Maybe other macroeconomic indicators are to blame? But the States did see a record recovery in the third quarter. This applies to the unemployment rate, the labor market, and inflation. Yes, inflation is still far from the Fed’s target level, however, the European Union is experiencing deflation for the fourth month in a row! The unemployment rate in the US is 6.9% and in the European Union – 8.4%. Thus, everything is in favor of US currency.
Maybe the reason is the US political crisis, which we have written about in recent months? However, oddly enough, it did not receive any development after the elections were officially held and the results of the vote were announced. Donald Trump has filed a huge number of lawsuits in the courts, but now it seems that he did it for the sake of form. It seems that Donald Trump has long accepted defeat in the election, but at the same time wants to run for President in 2024. Accordingly, he needs to create a certain bridgehead for this. First, Trump needs as many people as possible to believe that the Democrats rigged the 2020 election. Second, he needs the four years of Biden’s presidency to be even more disastrous than his. Then Trump will have an iron-clad excuse, saying that under him the country experienced the first phases of the COVID-2019 epidemic, and under Biden, there was already a vaccine, and the “coronavirus” itself was no longer a novelty. Thus, Trump will criticize all of Biden’s actions. Especially if Biden can’t boast of high economic growth rates. But all this will be later, in the future, and now in political terms, everything is calm in the States. Therefore, even this factor cannot be linked to the current depreciation of the US currency.
Thus, we continue to believe that the current movement of the pair is illogical. The latest COT report indicated a change in the mood of professional traders. Now it is more “bullish”, however, it is necessary that such a picture is fixed at least three weeks in a row to conclude that the major players are returning to long-term purchases of the euro. Well, from a technical point of view, nothing has changed in recent days. All trend indicators are directed upwards, there are no signs of the end of the upward trend yet. Therefore, it is still recommended to trade “according to the trend”.
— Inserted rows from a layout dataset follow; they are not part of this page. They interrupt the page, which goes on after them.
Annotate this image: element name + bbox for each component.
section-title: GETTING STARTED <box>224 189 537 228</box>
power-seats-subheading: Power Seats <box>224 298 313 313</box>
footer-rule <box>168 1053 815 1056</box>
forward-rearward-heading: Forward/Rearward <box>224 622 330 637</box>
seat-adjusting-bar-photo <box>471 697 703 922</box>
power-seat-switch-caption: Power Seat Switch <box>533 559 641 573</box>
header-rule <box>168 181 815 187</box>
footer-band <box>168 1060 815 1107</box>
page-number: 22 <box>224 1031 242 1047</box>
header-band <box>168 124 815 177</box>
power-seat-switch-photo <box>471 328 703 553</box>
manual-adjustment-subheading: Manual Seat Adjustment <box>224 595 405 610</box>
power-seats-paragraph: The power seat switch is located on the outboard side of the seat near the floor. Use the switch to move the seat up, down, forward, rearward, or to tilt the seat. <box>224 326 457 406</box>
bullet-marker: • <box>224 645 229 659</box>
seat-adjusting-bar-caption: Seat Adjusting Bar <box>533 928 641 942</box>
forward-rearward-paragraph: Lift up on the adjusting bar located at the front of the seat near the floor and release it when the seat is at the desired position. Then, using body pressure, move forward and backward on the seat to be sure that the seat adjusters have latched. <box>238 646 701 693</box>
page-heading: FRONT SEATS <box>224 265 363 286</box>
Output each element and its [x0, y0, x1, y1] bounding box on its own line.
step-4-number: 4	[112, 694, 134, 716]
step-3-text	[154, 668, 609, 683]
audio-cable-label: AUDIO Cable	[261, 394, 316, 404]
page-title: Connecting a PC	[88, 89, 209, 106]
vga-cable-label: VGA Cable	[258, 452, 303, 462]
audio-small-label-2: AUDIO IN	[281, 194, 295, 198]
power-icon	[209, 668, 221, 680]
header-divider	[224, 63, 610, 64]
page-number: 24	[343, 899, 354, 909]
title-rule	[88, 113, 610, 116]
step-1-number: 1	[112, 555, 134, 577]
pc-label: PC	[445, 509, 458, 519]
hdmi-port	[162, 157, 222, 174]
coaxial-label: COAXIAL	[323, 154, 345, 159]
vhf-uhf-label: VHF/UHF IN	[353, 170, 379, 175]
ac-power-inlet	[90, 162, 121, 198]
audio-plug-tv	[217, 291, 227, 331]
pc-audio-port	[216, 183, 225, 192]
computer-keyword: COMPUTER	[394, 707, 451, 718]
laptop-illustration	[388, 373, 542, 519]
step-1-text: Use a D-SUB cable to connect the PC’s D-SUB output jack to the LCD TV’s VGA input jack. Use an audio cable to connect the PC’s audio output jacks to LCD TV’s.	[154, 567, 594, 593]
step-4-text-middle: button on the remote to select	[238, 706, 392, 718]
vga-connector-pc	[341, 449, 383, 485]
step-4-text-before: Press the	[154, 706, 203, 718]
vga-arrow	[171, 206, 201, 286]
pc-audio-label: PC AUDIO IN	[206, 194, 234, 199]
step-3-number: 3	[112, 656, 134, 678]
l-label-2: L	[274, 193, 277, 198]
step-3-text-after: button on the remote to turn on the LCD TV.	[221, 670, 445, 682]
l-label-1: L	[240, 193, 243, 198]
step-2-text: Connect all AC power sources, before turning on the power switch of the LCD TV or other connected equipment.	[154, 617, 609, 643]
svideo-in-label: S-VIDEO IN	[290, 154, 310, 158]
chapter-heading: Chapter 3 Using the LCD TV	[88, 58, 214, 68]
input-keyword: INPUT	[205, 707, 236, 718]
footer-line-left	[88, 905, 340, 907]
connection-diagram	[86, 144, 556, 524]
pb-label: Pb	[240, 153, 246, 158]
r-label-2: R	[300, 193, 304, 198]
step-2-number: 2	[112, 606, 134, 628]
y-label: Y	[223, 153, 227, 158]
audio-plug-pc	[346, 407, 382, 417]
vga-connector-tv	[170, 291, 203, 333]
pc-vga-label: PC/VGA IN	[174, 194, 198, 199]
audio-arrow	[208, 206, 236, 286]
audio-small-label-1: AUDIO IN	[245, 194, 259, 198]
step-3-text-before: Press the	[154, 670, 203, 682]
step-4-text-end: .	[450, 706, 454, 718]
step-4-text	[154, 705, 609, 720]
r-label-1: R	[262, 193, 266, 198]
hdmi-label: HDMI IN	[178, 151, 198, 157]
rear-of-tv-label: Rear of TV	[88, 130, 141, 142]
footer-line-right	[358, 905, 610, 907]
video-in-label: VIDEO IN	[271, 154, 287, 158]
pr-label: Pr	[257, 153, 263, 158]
The volatility of the euro/dollar currency pair as of December 3 is 79 points and is characterized as “average”. Thus, we expect the pair to move today between the levels of 1.2016 and 1.2174. A reversal of the Heiken Ashi indicator downwards signals a round of corrective movement.
Nearest support levels:
- S1 – 1.2085
- S2 – 1.2024
- S3 – 1.1963
Nearest resistance levels:
- R1 – 1.2146
- R2 – 1.2207
- R3 – 1.2268
The EUR/USD pair continues to increase its upward movement. Thus, today it is recommended to stay in buy orders with targets of 1.2146 and 1.2174 until the Heiken Ashi indicator turns down. It is recommended to consider sell orders if the pair is fixed below the moving average with a target of 1.1902.